Lawsuit Against AOC Alleges Gender Discrimination and Retaliation

cartoon2008-01-02_167573tIn court documents filed in District Court, a labor negotiator for the AOC paints a picture of an agency staffed with supervisors willing to break rules to benefit “favorites” and also willing to break ethical and perhaps legal rules to cover up their misdeeds.

Paula Negley, the labor negotiator filing the lawsuit, states in her court filings that the trouble began when the AOC announced there was a vacancy and they were looking to hire a second labor negotiator. A male applicant by the name of David Wolf who wound up being offered the position of labor negotiator declined to take the position because of “insufficient pay.” And there must have been something about Mr. Wolf that the AOC really wanted because the AOC not only offered him more money, they offered him a more senior position as well.

The AOC then offered Wolf the position of “Senior Labor and Employee Relations Officer,” with a pay rate of approximately $1000-$2000 more per month than the “Labor Relations Officer” position, even though (a) the Administrative Director of the Courts had just instituted a hiring freeze, (b) there was no open, budgeted position for the “Senior Labor and Employee Relations Officer” position, and (c) there had been no posting of the position so that all those interested and qualified – such as Negley – could apply and compete. Wolf accepted the offer.

The AOC then informed Negley that although Wolf would be paid the higher rate of pay, nevertheless, Wold would be continuously working “out of position” as a Labor Relations Negotiator, performing the exact same job that she was doing.

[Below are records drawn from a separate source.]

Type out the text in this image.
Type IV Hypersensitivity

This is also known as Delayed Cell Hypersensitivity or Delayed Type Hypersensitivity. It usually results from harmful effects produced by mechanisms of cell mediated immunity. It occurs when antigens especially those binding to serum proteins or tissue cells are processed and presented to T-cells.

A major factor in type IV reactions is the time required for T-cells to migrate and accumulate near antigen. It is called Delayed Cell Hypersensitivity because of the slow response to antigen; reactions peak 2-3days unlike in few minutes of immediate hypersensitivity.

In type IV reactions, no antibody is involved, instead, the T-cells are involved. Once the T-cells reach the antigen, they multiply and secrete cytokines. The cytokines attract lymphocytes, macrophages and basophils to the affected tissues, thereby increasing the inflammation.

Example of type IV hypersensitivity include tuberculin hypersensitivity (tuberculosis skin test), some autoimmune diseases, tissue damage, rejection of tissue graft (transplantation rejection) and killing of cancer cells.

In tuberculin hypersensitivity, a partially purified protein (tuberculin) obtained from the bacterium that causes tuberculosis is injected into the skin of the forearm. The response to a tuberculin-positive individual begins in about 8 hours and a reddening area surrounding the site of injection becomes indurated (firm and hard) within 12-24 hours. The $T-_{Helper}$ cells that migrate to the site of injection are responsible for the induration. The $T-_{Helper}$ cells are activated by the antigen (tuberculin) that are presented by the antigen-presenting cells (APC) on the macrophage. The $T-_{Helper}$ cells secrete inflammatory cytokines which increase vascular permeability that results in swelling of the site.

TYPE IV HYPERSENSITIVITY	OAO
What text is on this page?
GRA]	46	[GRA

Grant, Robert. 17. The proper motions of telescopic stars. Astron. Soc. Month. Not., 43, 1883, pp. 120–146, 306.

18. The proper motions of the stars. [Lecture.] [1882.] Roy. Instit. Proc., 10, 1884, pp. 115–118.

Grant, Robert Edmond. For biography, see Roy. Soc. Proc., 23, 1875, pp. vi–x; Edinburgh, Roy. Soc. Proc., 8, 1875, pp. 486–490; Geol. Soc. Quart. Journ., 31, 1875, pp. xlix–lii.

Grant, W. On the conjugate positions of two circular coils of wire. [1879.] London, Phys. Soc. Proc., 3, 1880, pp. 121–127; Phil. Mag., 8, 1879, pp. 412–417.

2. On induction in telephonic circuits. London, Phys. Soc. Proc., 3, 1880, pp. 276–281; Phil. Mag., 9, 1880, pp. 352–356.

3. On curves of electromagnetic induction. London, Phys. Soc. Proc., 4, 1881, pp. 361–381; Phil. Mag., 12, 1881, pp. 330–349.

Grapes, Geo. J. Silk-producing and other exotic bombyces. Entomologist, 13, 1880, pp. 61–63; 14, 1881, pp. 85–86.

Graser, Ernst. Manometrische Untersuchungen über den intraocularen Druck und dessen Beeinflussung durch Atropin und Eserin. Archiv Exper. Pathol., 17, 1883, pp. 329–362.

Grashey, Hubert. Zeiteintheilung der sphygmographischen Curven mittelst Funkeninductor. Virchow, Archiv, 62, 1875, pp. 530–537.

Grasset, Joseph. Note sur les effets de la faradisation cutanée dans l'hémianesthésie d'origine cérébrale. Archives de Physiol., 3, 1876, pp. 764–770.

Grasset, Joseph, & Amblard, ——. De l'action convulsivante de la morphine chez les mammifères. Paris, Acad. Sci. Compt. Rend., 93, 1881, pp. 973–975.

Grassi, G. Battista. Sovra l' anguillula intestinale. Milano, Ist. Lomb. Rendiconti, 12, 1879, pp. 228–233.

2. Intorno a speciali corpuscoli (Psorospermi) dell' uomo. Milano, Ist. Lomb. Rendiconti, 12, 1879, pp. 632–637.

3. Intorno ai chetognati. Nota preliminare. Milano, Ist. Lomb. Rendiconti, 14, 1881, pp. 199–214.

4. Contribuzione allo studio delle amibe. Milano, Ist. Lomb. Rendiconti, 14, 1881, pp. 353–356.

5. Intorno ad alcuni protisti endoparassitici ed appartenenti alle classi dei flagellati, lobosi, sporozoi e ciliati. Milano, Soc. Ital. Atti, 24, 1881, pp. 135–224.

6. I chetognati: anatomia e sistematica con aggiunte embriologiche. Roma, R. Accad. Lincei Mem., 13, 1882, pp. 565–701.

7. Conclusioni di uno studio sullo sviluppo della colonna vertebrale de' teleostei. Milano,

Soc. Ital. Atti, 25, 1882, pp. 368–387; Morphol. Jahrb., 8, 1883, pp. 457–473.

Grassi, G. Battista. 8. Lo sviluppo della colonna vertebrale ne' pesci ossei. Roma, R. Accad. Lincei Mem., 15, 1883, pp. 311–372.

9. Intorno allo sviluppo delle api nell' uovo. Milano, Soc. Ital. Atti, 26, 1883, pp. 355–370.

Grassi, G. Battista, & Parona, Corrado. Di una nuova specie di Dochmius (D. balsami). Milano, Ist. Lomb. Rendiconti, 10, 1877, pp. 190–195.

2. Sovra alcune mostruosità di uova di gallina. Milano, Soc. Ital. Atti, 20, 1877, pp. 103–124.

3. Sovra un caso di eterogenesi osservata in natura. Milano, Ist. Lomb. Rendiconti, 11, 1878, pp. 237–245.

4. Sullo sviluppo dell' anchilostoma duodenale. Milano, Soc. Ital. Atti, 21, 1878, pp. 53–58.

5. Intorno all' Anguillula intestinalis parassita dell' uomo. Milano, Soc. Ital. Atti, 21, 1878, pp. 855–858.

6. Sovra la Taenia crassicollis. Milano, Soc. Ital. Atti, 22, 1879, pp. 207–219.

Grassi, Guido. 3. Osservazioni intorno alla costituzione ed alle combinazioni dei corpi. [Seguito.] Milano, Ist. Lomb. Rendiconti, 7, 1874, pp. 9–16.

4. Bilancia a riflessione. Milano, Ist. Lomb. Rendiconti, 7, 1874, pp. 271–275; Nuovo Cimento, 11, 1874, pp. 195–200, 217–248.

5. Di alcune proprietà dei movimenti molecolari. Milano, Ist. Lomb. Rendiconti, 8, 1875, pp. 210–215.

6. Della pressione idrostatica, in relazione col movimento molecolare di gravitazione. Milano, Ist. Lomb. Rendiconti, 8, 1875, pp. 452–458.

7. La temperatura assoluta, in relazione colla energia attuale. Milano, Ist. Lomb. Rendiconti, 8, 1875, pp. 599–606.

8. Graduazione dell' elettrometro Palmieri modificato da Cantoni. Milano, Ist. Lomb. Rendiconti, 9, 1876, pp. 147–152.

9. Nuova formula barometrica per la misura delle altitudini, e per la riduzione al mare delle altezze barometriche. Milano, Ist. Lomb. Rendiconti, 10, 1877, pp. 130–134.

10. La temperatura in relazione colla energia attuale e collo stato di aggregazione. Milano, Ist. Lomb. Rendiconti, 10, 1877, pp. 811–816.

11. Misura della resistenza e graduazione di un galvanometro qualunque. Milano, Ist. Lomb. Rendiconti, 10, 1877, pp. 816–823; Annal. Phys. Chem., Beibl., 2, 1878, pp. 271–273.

Ms. Negley states then filed two internal complaints with the AOC. The first complaint she filed challenged the fact that Mr. Wolf would be paid more than she for doing the same exact work.

The AOC is alleged to have responded to Ms. Negley’s complaint by changing the job duties for the position that Mr. Wolf had been given basically creating a new job classification. Ms. Negley filed a second internal complaint stating that this newly created position had never been posted so that other qualified candidates could apply and that it was the AOC’s way of punishing her for filing her first complaint.

And how did the AOC react to Ms. Negley filing her second internal complaint?

Again, the AOC subjected Negley to an incessant campaign of petty harassment designed to provoke her into quitting. Although the individual instances of this harassment are too numerous to catalog here, they included making her justify, over and over again, how she spends her time while traveling, and making her travel and work at remote locations for up to 14 hours in a day without permitting her to lodge at the location overnight.

Hmmm…does any of this sound familiar? Supervisors allegedly making hiring exceptions for favorites? The AOC responds to complaints by allegedly retaliating against those who do complain? I only hope this lawsuit goes all the way to jury trial because maybe then we’ll be able to air out all of the dysfunctional goings on that seem to plague the AOC.

You can read the court filings yourself by downloading them here and here.

3 responses to “Lawsuit Against AOC Alleges Gender Discrimination and Retaliation

  1. All of this nonsense about favoritism, making up new classifications, gender discrimination and petty harrassment of employees wouldn’t exist if the AOC employees were part of the civil service system or some other merit system. Virtually every other state agency in California has some organized system of rules based on merit for hiring, promoting, demoting and terminating. And by the way, merit systems were created exactly for preventing the employment abuses that appear to be rampant at the AOC.

    • Sorry to disappoint you but this can happen even with a civil service system or a merit system. Seen it and have had to deal with the fallout. Where there is a will they will find a way.

  2. What is Stinking In Denmark?

    If one only knew the extent to which Negley’s case is the routine rather than the exception. For instance, Google Kanter vs. Administrative Office of the Courts for another example of what this agency is capable of doing. Those at the AOC, who have responsibility for monitoring these type actions and ensuring employees are protected and extended their right to voice their concerns, have simply turned a blind eye to the actions taken by the cesspool of current HR Division leaders.

    Something definitely stinks in Denmark and it is not the cheese. All one would need to do is follow the stink that leads to the Executive Office at the AOC. There sits Vickrey and Overholt.

    Ironically, over the past 10 years, Vickrey and Overholt have selected, placed in HR, and supervised HR Division leaders who range from screaming demon types (such as the sofa man, the reigning HR director, and lady Who) to those who hire their friend’s children (more about this later) and their own family members, and only God knows who else, whether or not they are qualified.

    One need only take a look at the astronomical turnover rate in HR among line staff and the number of so-called leaders who have cycled through the HR Division over the past ten years to know that Vickrey and Overholt simply are missing the boat when it comes to providing AOC employees and the courts with a HR Division team on which they can rely.